A child in Malawi demonstrates his new child-friendly loo.

Informing Evaluations: Back in my neck of the woods, the initial data collected from a Bolivia monitoring trip a few years ago triggered an interest in conducting a much more in-depth evaluation of a large ecological sanitation program in eastern Bolivia, another one of the roles of the simple monitoring conducted with FLOW. It allows us to identify issues that might need further exploration through an evaluation, or local successes that should be celebrated.

Graphic displaying breakdown of status of ecological toilets in San Pedro, Bolivia

The majority of the bathrooms in the red category were not using dry material (or not enough) and thus prone to odors and presence of flies. Variation within specific communities ranged from between zero units in the red category to over forty percent in the community of San Pedro, where the bathrooms are only two years old.

Most people were not aware of 1) the potential uses of the composted feces and urine; 2) where to go for assistance when their units were full. The majority of people interviewed are not using either product and several have emptied the vaults after only 4-6 months, when it is highly doubtful that the compost has been converted into a safe, manageable substance.
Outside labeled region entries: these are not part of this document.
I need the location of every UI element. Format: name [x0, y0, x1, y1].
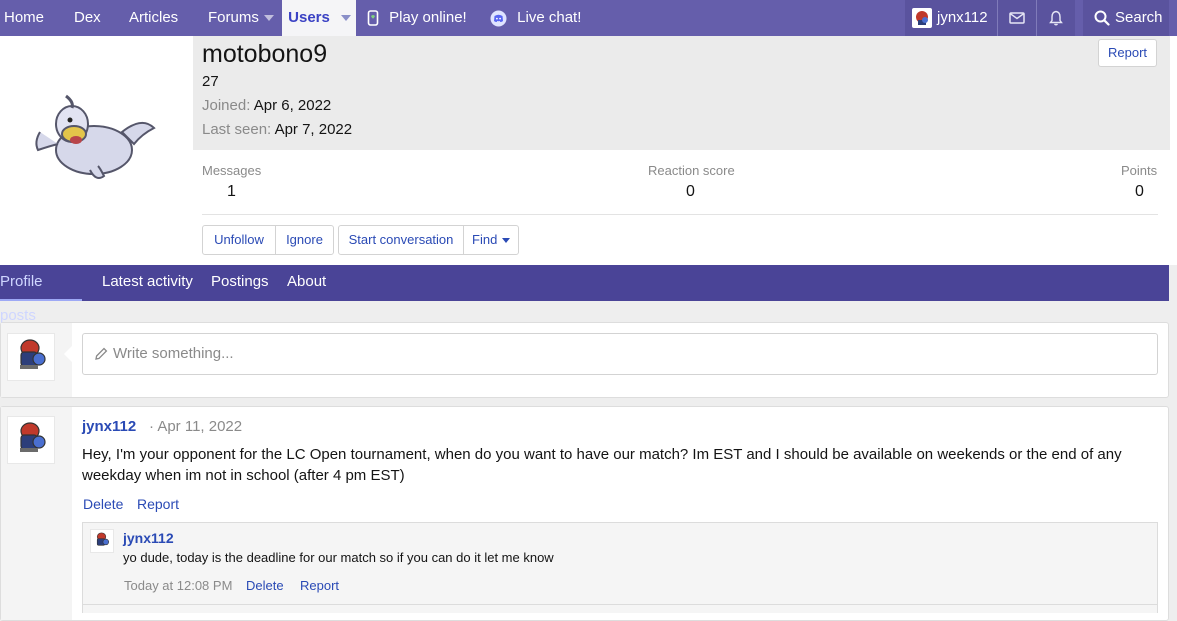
pokemon-sprite-icon	[96, 532, 109, 546]
reaction-score-value[interactable]: 0	[686, 183, 695, 201]
top-navigation: Home Dex Articles Forums Users Play onli…	[0, 0, 1177, 36]
pencil-icon	[95, 347, 108, 360]
follow-ignore-group: Unfollow Ignore	[202, 225, 334, 255]
start-conversation-button[interactable]: Start conversation	[339, 226, 463, 254]
phone-icon	[367, 10, 379, 26]
profile-age: 27	[202, 73, 219, 90]
report-comment-link[interactable]: Report	[300, 578, 339, 593]
profile-last-seen: Last seen: Apr 7, 2022	[202, 121, 352, 138]
nav-users[interactable]: Users	[282, 0, 336, 36]
caret-down-icon	[501, 237, 510, 243]
points-value[interactable]: 0	[1135, 183, 1144, 201]
comment-timestamp[interactable]: Today at 12:08 PM	[124, 578, 232, 593]
conversation-find-group: Start conversation Find	[338, 225, 519, 255]
alerts-button[interactable]	[1037, 0, 1075, 36]
pokemon-sprite-icon	[20, 422, 46, 452]
user-avatar	[912, 8, 932, 28]
post-body-text: Hey, I'm your opponent for the LC Open t…	[82, 446, 1122, 484]
tab-latest-activity[interactable]: Latest activity	[102, 265, 193, 301]
points-label: Points	[1121, 163, 1158, 178]
write-something-placeholder: Write something...	[113, 345, 234, 362]
messages-label: Messages	[202, 163, 262, 178]
reaction-score-label: Reaction score	[648, 163, 735, 178]
speech-pointer	[64, 344, 74, 364]
comment-author-link[interactable]: jynx112	[123, 530, 174, 546]
tab-about[interactable]: About	[287, 265, 326, 301]
post-author-avatar[interactable]	[7, 416, 55, 464]
tab-profile-posts[interactable]: Profile posts	[0, 265, 82, 324]
write-something-input[interactable]: Write something...	[82, 333, 1158, 375]
joined-value: Apr 6, 2022	[253, 97, 332, 114]
pokemon-sprite-icon	[916, 11, 928, 25]
post-author-link[interactable]: jynx112	[82, 418, 136, 435]
users-dropdown-icon[interactable]	[336, 0, 356, 36]
post-date-link[interactable]: · Apr 11, 2022	[149, 418, 242, 435]
profile-header	[0, 36, 1177, 265]
composer-avatar[interactable]	[7, 333, 55, 381]
messages-count[interactable]: 1	[227, 183, 236, 201]
report-profile-button[interactable]: Report	[1098, 39, 1157, 67]
nav-play-online[interactable]: Play online!	[367, 0, 467, 36]
live-chat-label: Live chat!	[517, 9, 582, 26]
find-dropdown-button[interactable]: Find	[464, 226, 518, 254]
ignore-button[interactable]: Ignore	[276, 226, 333, 254]
nav-dex[interactable]: Dex	[74, 0, 101, 36]
nav-live-chat[interactable]: Live chat!	[490, 0, 581, 36]
inbox-button[interactable]	[998, 0, 1036, 36]
report-post-link[interactable]: Report	[137, 496, 179, 512]
stats-divider	[202, 214, 1158, 215]
unfollow-button[interactable]: Unfollow	[203, 226, 275, 254]
last-seen-label: Last seen:	[202, 121, 272, 138]
profile-avatar-image	[35, 94, 156, 179]
comment-list	[82, 522, 1158, 613]
search-label: Search	[1115, 9, 1163, 26]
nav-forums[interactable]: Forums	[208, 0, 259, 36]
joined-label: Joined:	[202, 97, 251, 114]
comment-text: yo dude, today is the deadline for our m…	[123, 550, 554, 565]
account-menu[interactable]: jynx112	[905, 0, 997, 36]
forums-dropdown-icon[interactable]	[259, 0, 279, 36]
discord-icon	[490, 10, 507, 27]
nav-articles[interactable]: Articles	[129, 0, 178, 36]
envelope-icon	[1009, 12, 1025, 24]
search-icon	[1094, 10, 1110, 26]
find-label: Find	[472, 232, 498, 247]
profile-tabs: Profile posts Latest activity Postings A…	[0, 265, 1169, 324]
delete-post-link[interactable]: Delete	[83, 496, 123, 512]
nav-home[interactable]: Home	[4, 0, 44, 36]
comment-author-avatar[interactable]	[90, 529, 114, 553]
current-username: jynx112	[937, 9, 988, 26]
tab-postings[interactable]: Postings	[211, 265, 269, 301]
pokemon-sprite-icon	[20, 339, 46, 369]
delete-comment-link[interactable]: Delete	[246, 578, 284, 593]
bell-icon	[1049, 10, 1063, 26]
comment-divider	[82, 604, 1158, 605]
profile-joined: Joined: Apr 6, 2022	[202, 97, 331, 114]
play-online-label: Play online!	[389, 9, 467, 26]
profile-username: motobono9	[202, 40, 328, 68]
last-seen-value: Apr 7, 2022	[274, 121, 353, 138]
search-button[interactable]: Search	[1083, 0, 1169, 36]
Those interviewed expressed positive feelings around having improved their sanitation facilities from an unimproved, flood-prone pit latrine to a more secure ecological toilet. It should not be discounted that over 50% of the units were in the green category, meaning that approximately 1000 people are hygienically using in a sustained manner their sanitation facilities.

FLOW is a tool, and the power of most tools, no matter what their purpose, is not the tool itself, but what it allows one to do. For more information on the data, visit http://www.waterforpeople.org/programs/field-level-operations-watch.html. I just got emailed the raw data from the exercise going on RIGHT now in Bolivia-a huge change from the months it used to take to get data back-so I’m off to poke my nose, virtually, in 222 people’s toilets, thanks to FLOW!